Geschrieben am 11. Dezember 2013 von für Bücher, Litmag

Ben Lerner: Abschied von Atocha

U1_XXX.inddAuf der Suche nach der verlorenen Erfahrung

– In seinem Debütroman lässt der amerikanische Lyriker Ben Lerner den amerikanischen Lyriker Adam Gordon ein Jahr als Stipendiat in Madrid verbringen und ein ebenso unterhaltsames wie tiefsinniges „Forschungsprojekt“ rund um die Themen Ich-Bewusstsein, Kunst und Politik durchführen – Ähnlichkeiten zwischen dem Autor und dem Held sind dabei wohl nicht ganz ausgeschlossen. Von Karsten Herrmann

Die meiste Zeit seines Forschungsprojektes verbringt Adam Gordon ganz relaxt mit Kaffetrinken, Kiffen, Schlucken von Anti-Depressiva und Besuchen im Prado, wo er die flämischen Meister meditativ betrachtet und auf eine tiefgreifende Kunsterfahrung wartet. Nur selten widmet er sich inmitten seiner extensiven Selbst- und Weltbeobachtungen dem Gedichtschreiben beziehungsweise vielmehr dem Collagieren und Dekonstruieren von Lorca-Gedichten und Realitätsschnipseln: „eine Anhäufung von Materialien, aus denen sich Gedichte bauen ließen, sie waren reine Potenzialität, die der Artikulation harrte“.

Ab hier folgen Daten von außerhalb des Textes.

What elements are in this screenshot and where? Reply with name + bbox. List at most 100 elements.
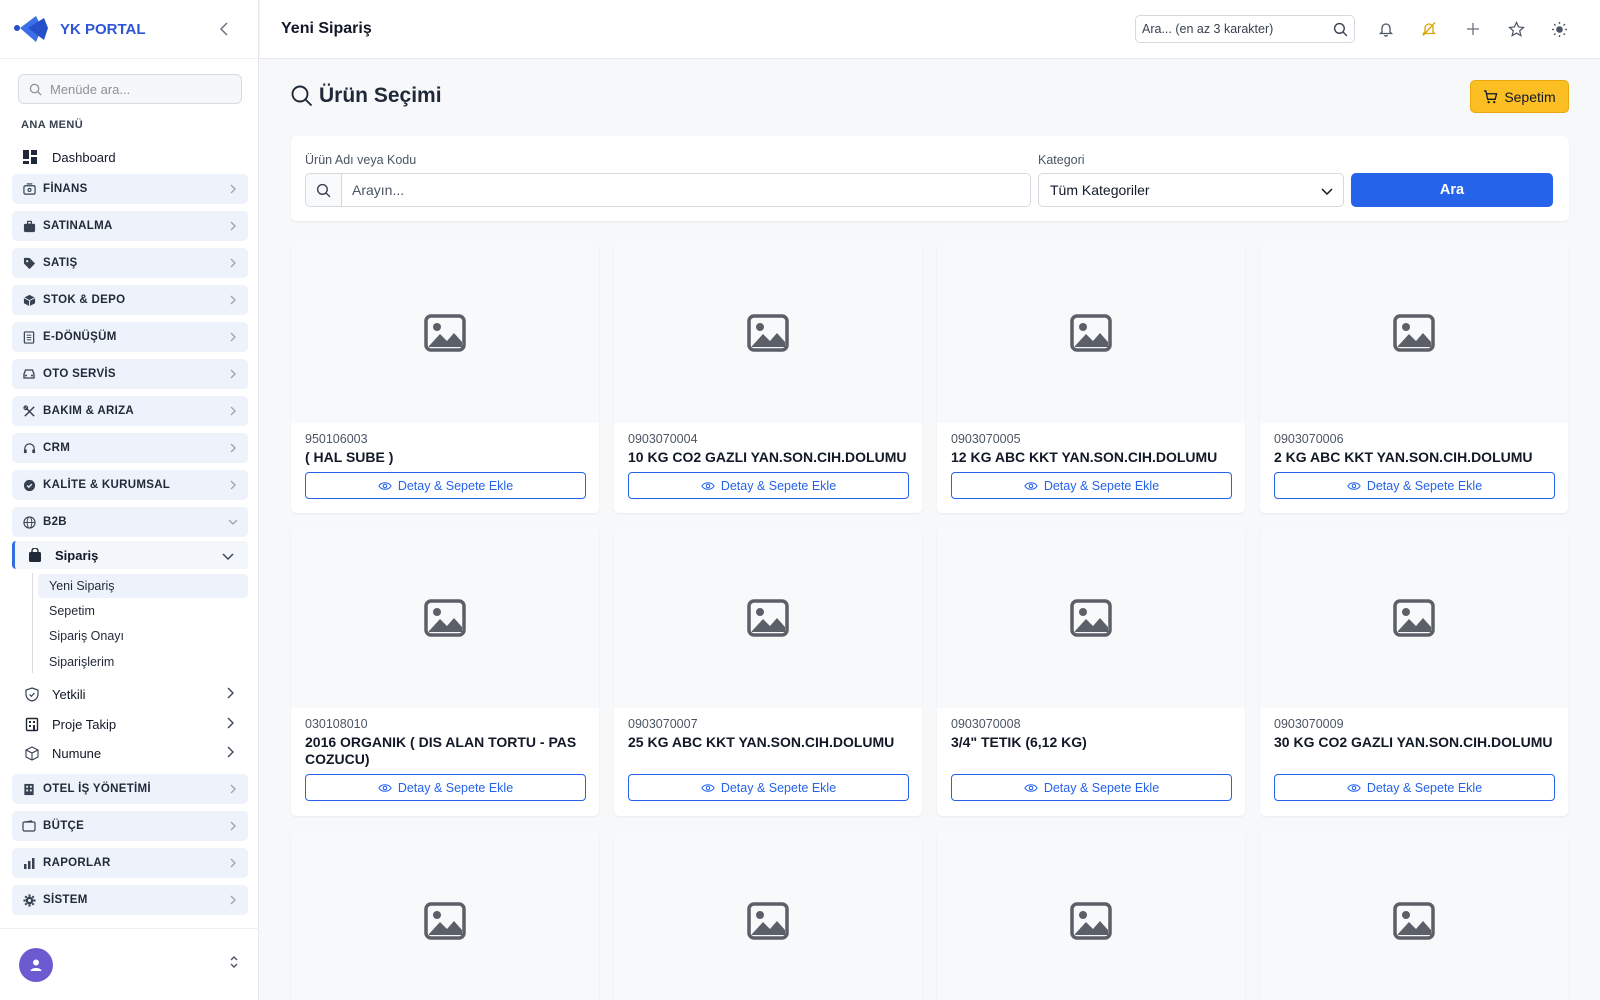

Zutiefst erleidet Adam Gordon die seit Hugo von Hofmannthals „Lord Chandos“-Brief immer wieder beklagte „Inkommensurabilität von Sprache und Erfahrung“. Allen Versuchen der Intensivierung der Gegenwart zum Trotz bietet das Leben im Zeitalter der fortschreitenden Globalisierung und Virtualisierung ihm keine authentischen Erfahrungen mehr, die sich in Literatur und Kunst ummünzen ließen. Es bleibt nur die „Als ob“-Inszenierung der eigenen Existenz und so fühlt Adam Gordon sich zwischen seinen beiden schamlos belogenen Freundinnen Isabel und Theresa wie ein „Kleindarsteller in einem Endlos-Infomercial für das beschädigte Leben“. Doch dann bricht die Realität in Form der Al Quaida-Anschläge vom 11. März auf den Madrider Bahnhof Atocha doch noch mit aller Macht in das Leben herein und fordert ihn auf Stellung zu beziehen.

Voller Selbstironie, Witz und psychologischem Feingespür geht Ben Lerner in seinem Roman der Frage nach, inwiefern Kunst und Literatur im 21. Jahrhundert noch möglich sind und parodiert zugleich deren permanente, überinstrumentierte (Selbst-) Inszenierung. Im Kern scheint die seit der Moderne oft variierte Sehnsucht und die Suche nach einem nicht entfremdeten und authentischen Leben durch, zu dem jedoch schon Theodor W. Adorno anmerkte: „Es gibt kein richtiges Leben im falschen.“

Die existentiellen Suchbewegungen und Welterkundungen des Künstlers als junger Mann sind nicht neu, aber in Ben Lerners „Abschied von Atocha“ hoch intelligent und originell sowie in einer wunderbar geschliffenen, nuanciert dahin surrenden Prosa umgesetzt.

Karsten Herrmann

Ben Lerner: Abschied von Atocha. Aus dem Englischen von Nikolaus Stingel. Rowohlt Verlag 2013. 254 Seiten. 19,95 Euro.